Hante Trek 1977: Mt. Rogers – Laurel Fork Gorge
16 Years Old
Friday, July 22: What a beautiful camping spot! We’re up near the top of Mt. Rogers in a big field. There are a few stands of Spruce trees, but other than that they’re only crops of rocks, ferns and grass. The clouds are blowing right on us and I can hear a bird singing in the distance. The space reminds me so much of Scotland and the Moors around in the Lake District.
Today I think our whole group grew, each beginning to know the others better. By the end of the 10 days we’re surely all going to know everyone else’s fault and hopefully our own.
We’re having cheese rice for dinner and then we’ll all get a good night’s sleep on the soft grass. Tomorrow it is over Mt. Rogers!
Oh! We ate lunch at Old Orchard Shelter – what a view (if you could see through the clouds)!
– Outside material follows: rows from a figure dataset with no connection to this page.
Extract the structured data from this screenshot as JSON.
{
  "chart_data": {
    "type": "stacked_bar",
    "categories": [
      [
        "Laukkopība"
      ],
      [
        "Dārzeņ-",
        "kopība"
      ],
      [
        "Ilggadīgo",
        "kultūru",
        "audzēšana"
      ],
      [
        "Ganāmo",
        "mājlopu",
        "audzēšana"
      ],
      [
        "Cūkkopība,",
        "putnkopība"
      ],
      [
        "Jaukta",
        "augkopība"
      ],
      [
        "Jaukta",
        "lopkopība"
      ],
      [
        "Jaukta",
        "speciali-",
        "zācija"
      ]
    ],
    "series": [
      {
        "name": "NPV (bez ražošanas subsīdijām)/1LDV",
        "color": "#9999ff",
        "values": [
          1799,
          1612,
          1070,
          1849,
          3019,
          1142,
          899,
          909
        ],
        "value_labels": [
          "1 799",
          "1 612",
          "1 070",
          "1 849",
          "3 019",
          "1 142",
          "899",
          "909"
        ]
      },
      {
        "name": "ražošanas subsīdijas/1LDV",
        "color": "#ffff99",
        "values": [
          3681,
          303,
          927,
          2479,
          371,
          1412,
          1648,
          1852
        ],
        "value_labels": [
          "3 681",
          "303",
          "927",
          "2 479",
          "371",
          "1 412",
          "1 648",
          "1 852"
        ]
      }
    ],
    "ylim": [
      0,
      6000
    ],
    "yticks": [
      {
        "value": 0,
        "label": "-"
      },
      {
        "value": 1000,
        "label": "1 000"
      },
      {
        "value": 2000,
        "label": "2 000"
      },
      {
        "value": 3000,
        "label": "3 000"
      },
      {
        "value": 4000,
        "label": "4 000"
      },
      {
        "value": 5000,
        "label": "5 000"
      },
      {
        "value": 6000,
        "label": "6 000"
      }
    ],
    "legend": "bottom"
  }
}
It is so fun to read back through these entries and relive this trek – the details from my 16 year old brain help to bring back those 10 days on the trail. As I flip through the few pages of my journal from the next year, 1978 (Fontana Dam to Dick’s Creek Gap, Georgia), I see that my head was not into journaling. That summer became more a leadership summer for me and I think my need for writing was not there on that trip. That year was a year of pictures of which you see a few here.
Life on the trail is a journey, no matter how long you are out or how old you are. It is a place unlike any other to have space for reflection, to challenge your endurance, to build friendships and life live fully immersed in the natural world. I encourage you to step out this summer and go on your own Hante – you will never regret it!